La Chambre des députés d’Argentine a approuvé et envoyé au Sénat un projet de loi réformant le code de la route dans le but de réduire de 0,5 à 0 milligramme la quantité d’alcool par litre de sang tolérée pour la conduite.
Avec 195 voix pour, 19 contre et quatre abstentions, l’Argentine est en passe d’approuver la «tolérance zéro» pour l’alcool au niveau national, qui est déjà appliquée dans sept provinces et 12 localités du pays, où de meilleurs résultats ont été obtenus en termes d’accidents de la route, rapporte Télam.
Le code de la route actuel établit une tolérance de 0,5 gramme d’alcool par litre de sang ou de 0,25 mg/l dans l’air expiré pour tout type de véhicule. Pour les motos, cette quantité est réduite à 0,2 gramme d’alcool par litre de sang, et pour le transport de passagers mineurs et de marchandises, zéro alcool.
«Cette loi, qui a trait au taux d’accidents résultant de la consommation, vient réparer, au moins un peu, le grand préjudice subi par de nombreuses familles», a déclaré Jimena López, vice-présidente de la commission des transports du Frente de Todos, le parti au pouvoir, lors du débat parlementaire.

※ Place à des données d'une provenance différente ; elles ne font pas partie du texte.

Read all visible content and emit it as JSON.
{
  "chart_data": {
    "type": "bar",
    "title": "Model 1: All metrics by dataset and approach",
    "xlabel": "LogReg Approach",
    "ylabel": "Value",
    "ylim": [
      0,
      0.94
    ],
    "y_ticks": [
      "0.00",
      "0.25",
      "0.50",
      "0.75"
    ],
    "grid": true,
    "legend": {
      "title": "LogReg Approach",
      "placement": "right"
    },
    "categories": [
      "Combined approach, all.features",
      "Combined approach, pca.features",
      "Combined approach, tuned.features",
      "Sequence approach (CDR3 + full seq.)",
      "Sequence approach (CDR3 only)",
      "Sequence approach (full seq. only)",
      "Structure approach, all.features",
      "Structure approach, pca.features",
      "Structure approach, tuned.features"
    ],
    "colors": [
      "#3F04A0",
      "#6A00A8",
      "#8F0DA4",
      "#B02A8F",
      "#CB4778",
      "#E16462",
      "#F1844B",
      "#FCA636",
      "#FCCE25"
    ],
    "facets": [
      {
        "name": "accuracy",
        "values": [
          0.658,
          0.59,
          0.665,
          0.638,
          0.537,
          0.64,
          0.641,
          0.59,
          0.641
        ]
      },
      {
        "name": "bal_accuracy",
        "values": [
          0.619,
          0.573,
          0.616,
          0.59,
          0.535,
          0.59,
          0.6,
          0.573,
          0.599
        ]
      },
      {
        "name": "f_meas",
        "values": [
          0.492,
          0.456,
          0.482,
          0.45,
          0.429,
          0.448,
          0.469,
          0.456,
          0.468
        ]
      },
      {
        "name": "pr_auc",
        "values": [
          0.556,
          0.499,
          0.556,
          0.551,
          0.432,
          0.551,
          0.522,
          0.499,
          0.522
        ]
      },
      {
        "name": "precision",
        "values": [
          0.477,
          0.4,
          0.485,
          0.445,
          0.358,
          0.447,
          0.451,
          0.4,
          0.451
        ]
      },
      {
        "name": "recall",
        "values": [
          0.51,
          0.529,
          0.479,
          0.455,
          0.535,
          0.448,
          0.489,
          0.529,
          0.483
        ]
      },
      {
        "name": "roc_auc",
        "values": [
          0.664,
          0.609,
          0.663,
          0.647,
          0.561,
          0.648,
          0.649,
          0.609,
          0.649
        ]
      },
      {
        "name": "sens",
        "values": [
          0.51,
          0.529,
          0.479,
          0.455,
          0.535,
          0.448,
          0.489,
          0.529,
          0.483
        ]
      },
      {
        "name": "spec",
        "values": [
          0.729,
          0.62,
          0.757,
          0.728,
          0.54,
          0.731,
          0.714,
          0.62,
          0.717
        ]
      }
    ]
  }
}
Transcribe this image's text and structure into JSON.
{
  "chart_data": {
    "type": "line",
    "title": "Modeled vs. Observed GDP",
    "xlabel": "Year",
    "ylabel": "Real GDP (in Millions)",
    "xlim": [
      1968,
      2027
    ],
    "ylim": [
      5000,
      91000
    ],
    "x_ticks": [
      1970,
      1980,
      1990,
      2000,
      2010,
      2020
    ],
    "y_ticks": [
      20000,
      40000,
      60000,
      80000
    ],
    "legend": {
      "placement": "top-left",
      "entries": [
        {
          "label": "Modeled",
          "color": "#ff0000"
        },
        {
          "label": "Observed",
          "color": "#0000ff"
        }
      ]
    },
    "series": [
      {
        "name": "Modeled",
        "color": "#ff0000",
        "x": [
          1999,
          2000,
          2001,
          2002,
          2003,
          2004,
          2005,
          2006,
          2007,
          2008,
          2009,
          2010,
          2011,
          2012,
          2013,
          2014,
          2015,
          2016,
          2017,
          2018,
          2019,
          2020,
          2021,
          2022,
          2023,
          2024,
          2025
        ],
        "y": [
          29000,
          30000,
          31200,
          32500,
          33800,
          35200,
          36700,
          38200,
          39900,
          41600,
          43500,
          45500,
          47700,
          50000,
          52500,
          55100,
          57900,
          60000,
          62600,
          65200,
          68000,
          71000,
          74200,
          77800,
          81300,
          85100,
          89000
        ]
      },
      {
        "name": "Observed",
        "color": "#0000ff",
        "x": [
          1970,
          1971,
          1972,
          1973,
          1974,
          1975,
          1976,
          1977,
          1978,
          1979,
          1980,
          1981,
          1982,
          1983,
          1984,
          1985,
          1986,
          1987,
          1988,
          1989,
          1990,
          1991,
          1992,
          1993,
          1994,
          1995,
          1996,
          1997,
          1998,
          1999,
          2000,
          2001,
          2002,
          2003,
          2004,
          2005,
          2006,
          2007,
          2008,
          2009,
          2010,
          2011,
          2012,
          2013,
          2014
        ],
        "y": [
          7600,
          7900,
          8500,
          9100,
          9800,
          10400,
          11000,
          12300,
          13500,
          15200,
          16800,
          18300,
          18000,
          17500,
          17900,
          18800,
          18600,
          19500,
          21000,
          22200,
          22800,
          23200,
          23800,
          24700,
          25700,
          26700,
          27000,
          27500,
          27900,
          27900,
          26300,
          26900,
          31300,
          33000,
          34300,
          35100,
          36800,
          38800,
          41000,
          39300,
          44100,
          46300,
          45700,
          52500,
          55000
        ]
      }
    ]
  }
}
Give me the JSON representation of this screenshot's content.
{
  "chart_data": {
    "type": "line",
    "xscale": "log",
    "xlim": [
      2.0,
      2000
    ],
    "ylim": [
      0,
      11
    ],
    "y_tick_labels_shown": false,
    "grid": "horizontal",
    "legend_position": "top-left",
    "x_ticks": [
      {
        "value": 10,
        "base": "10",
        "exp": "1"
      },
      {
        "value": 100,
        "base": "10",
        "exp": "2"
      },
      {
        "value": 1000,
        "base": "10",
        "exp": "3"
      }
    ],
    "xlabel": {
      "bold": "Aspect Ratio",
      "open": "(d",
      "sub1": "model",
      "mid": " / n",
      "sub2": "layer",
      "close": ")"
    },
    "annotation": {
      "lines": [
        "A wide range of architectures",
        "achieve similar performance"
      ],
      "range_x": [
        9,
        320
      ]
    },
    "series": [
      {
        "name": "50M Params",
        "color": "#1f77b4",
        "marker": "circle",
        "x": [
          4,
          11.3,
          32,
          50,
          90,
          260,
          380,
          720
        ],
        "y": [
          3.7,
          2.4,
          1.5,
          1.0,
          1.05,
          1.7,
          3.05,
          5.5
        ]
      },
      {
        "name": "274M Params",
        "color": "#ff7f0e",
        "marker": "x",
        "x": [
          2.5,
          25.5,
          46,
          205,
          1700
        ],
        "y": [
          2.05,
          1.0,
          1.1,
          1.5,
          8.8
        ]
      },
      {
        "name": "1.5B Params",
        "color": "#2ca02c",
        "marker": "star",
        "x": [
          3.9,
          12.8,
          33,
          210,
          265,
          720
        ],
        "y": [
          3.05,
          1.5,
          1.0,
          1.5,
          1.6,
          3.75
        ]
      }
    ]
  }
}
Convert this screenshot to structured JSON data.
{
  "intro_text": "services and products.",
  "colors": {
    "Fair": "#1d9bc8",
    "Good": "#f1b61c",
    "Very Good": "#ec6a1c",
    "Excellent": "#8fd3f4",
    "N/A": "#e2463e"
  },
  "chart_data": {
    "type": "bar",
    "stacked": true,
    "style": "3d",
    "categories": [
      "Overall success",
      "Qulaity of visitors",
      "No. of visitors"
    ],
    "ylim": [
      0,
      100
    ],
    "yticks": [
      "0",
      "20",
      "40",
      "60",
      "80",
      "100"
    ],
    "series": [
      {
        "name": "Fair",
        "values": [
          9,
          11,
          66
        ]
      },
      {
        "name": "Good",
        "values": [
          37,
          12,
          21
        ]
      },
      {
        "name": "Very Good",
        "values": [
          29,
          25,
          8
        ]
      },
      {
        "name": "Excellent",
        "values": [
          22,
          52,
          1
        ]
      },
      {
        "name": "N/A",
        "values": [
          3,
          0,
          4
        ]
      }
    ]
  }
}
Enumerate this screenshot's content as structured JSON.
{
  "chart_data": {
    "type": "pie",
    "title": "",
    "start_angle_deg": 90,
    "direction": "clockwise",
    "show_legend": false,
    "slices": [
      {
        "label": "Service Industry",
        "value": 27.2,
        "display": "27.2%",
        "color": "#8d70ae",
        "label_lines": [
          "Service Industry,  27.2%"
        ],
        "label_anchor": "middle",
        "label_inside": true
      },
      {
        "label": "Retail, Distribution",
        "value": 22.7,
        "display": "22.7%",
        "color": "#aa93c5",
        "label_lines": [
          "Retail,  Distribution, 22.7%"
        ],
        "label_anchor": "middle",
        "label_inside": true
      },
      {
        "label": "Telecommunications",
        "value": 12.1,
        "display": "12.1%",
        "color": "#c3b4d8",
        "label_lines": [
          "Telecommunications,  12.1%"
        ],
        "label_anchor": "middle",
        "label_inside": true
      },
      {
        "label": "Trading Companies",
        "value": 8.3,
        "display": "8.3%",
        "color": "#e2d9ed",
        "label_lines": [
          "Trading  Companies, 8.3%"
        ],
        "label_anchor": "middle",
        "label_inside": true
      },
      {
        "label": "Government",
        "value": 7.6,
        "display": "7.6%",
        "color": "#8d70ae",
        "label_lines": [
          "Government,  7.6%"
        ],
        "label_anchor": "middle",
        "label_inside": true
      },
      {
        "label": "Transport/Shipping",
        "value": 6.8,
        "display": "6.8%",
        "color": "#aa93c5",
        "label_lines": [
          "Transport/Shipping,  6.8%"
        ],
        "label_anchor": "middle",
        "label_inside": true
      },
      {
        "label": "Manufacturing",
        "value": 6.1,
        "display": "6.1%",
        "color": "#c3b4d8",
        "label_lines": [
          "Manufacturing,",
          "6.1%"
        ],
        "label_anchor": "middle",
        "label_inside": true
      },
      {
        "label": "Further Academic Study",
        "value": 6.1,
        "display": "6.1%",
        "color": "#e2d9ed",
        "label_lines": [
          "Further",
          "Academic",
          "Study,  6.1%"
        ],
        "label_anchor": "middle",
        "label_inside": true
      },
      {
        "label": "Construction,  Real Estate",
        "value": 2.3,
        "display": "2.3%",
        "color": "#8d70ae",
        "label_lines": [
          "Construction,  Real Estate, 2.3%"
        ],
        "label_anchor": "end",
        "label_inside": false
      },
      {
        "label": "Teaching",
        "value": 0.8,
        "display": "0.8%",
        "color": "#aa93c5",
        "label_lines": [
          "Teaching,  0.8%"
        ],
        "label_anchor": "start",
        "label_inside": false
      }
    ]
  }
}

» Le règlement limite la spéculation à un ou deux verres. La consommation a un impact et affecte les facultés», a-t-elle ajouté, selon l’agence précitée.
Pour le président de la commission des transports, Jorge Rizzotti, de l’Union civique radicale, la modification de la loi «est un grand pas sur un long chemin», car elle tente de provoquer un changement culturel.
«Elle vise à lutter contre la violence routière et à mettre en place une pratique de sensibilisation et de responsabilisation des citoyens. En termes andins, la «bonne vie» : le transit de la vie dans le respect de soi, des autres et de la terre mère», a ajouté M. Rizzotti.
«Des familles et des organisations ont raconté leurs histoires tragiques de décès évitables dus à la conduite en état d’ivresse. Il y a trop de familles qui ont perdu des êtres chers à cause de conducteurs ivres», a-t-il fait remarquer, comme le rapporte Télam.
Le projet de loi, qui n’a pas obtenu le soutien des députés des provinces viticoles, doit maintenant être soumis à l’examen du Sénat, qui présentera des amendements en vue de son approbation finale par la chambre basse argentine.